Le Challat de Tunis : un film ancré dans la réalité tunisienne.
Le Challat est l’équivalent du mot » balafreur », » l’homme au rasoir » ou « l’homme à la lame ». La réalisatrice du film a abandonné tous ces titres possibles pour son premier long-métrage et a choisi un terme du dialecte tunisien utilisé dans la vie de tous les jours.
L’histoire revisitée
Etant donné que le premier contact avec le film est le titre, très vite le spectateur s’y familiarise parce qu’il ne manque pas d’interpeller sa mémoire : un certain été 2003, où la psychose régnait en maître dans les rues de Tunis à cause d’un homme inconnu, cagoulé, qui s’attaquait aux femmes en leur tailladant les fesses avec une lame de rasoir : affaire qui a défrayé la chronique à l’époque.
Dix ans plus tard, voici que la réalisatrice Kaouther Ben Hania, armée de sa caméra et de son courage tente de dépoussiérer l’histoire par le biais du 7e art. En 2003, alors qu’elle avait 27 ans et encore étudiante à L’Ecole des Arts et du Cinéma, elle a entendu parler comme tous les Tunisiens de l’histoire de ce criminel qui l’a intriguée, ce qui pourrait expliquer son choix plus tard d’en faire un premier long-métrage. Pour mener à bien la réalisation de son film, elle a porté trois casquettes celle de la réalisatrice, de l’enquêtrice et de la psychologue.
C’est devant la prison de Mornaguia, que le film commence, munie de sa caméra et une autorisation pour filmer, la réalisatrice essaie d’approcher le vieux gardien de la prison qui lui interdit l’entrée et refuse de répondre à sa question sur le Challat. Quelques minutes plus tard, par le truchement d’un effet cinématographique, l’écran est maculé de sang suite au passage du Challat. A travers le film, sang, prison et bribes de souvenirs s’entremêlent et le chemin de Kaouther croise celui d’autres personnages dans le film à travers sa quête pour dévoiler l’identité du Challat
Une autre Tunisie
La Tunisie que nous voyons à travers le film n’est pas celle des cartes postales. C’est celle des quartiers populaires, de la pauvreté, du crime, du chômage et de la misogynie rampante. Se promenant entre des cafés populaires de Tunis avec le cameraman, Kaouther interpelle quelques jeunes et essaie de recueillir leur avis sur le Challat. A sa grande surprise, les réponses ne sont pas différentes les unes des autres : » Toute fille qui ne porte pas le voile mérite ce châtiment » dit-un jeune homme. » Oui j’ai tous les droits de me mêler de l’aspect vestimentaire de ma sœur c’est mon affaire aussi« , insiste un autre.

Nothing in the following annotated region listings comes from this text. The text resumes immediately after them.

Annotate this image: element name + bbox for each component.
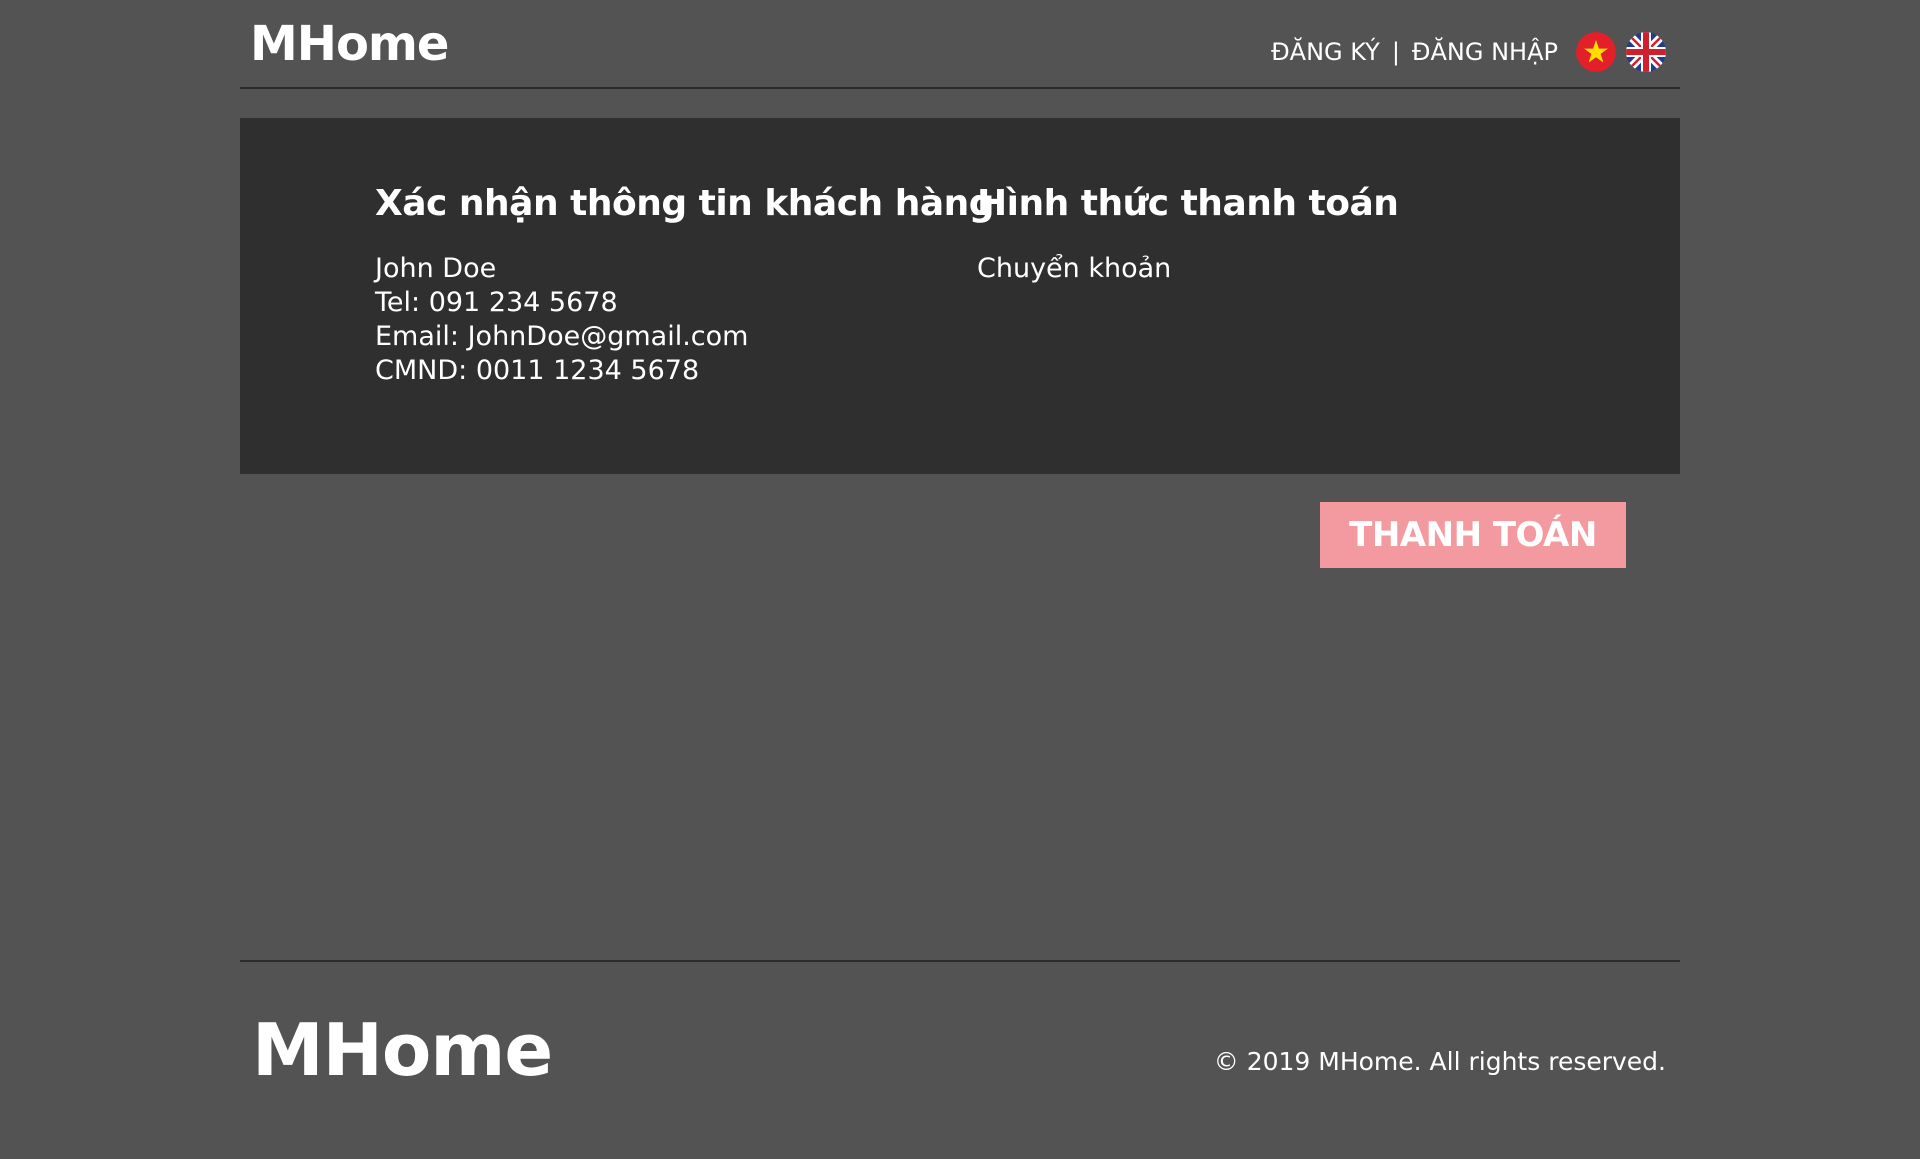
- pay-button[interactable]: THANH TOÁN: [1320, 502, 1626, 568]
- site-logo[interactable]: MHome: [250, 14, 449, 74]
- site-footer: MHome © 2019 MHome. All rights reserved.: [240, 960, 1680, 1159]
- nav-separator: |: [1391, 38, 1400, 66]
- customer-id-card: CMND: 0011 1234 5678: [375, 355, 700, 386]
- customer-tel: Tel: 091 234 5678: [375, 287, 618, 318]
- payment-method-section: Hình thức thanh toán Chuyển khoản: [977, 182, 1399, 286]
- vietnam-flag-icon[interactable]: [1576, 32, 1616, 72]
- site-header: MHome ĐĂNG KÝ | ĐĂNG NHẬP: [240, 0, 1680, 89]
- uk-flag-icon[interactable]: [1626, 32, 1666, 72]
- payment-method-value: Chuyển khoản: [977, 253, 1172, 284]
- footer-logo[interactable]: MHome: [252, 1006, 553, 1094]
- header-nav: ĐĂNG KÝ | ĐĂNG NHẬP: [1271, 32, 1666, 72]
- confirmation-panel: Xác nhận thông tin khách hàng John Doe T…: [240, 118, 1680, 474]
- payment-method-title: Hình thức thanh toán: [977, 183, 1399, 224]
- customer-email: Email: JohnDoe@gmail.com: [375, 321, 749, 352]
- customer-info-title: Xác nhận thông tin khách hàng: [375, 183, 995, 224]
- customer-name: John Doe: [375, 253, 497, 284]
- register-link[interactable]: ĐĂNG KÝ: [1271, 32, 1380, 72]
- customer-info-section: Xác nhận thông tin khách hàng John Doe T…: [375, 182, 995, 388]
- copyright-text: © 2019 MHome. All rights reserved.: [1213, 1047, 1666, 1076]
- login-link[interactable]: ĐĂNG NHẬP: [1412, 32, 1558, 72]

A ce propos, un vieux barbu cite le verset 31 de la sourate Ennour pour appuyer sa thèse : » Et dis aux croyantes de baisser leur regard, de garder leur chasteté et de ne montrer de leurs atours que ce qui en paraît et qu’elles rabattent leur voile sur leur poitrine; et qu’elles ne montrent leurs atours qu’à leurs maris, ou à leurs pères, ou aux pères de leurs maris, ou à leurs fils, ou aux fils de leurs maris, ou à leurs frères, ou aux fils de leurs frères, ou aux fils de leurs sœurs, ou aux femmes musulmanes, ou aux esclaves qu’elles possèdent, ou aux domestiques mâles impuissants, ou aux garçons impubères qui ignorent tout des parties cachées des femmes…. ». Chaque séquence du film semble suggérer que l’émancipation de la femme et ses droits viennent immanquablement se briser contre le mur infranchissable des préjugés sociaux.
Le Challat : documentaire ou fiction
Le Challat : documentaire ou fiction, où s’arrêtent les limites du réel pour céder la place à la fiction? A ces deux questions posées par un spectateur, la réalisatrice a refusé de répondre en laissant le jugement à la discrétion des spectateurs.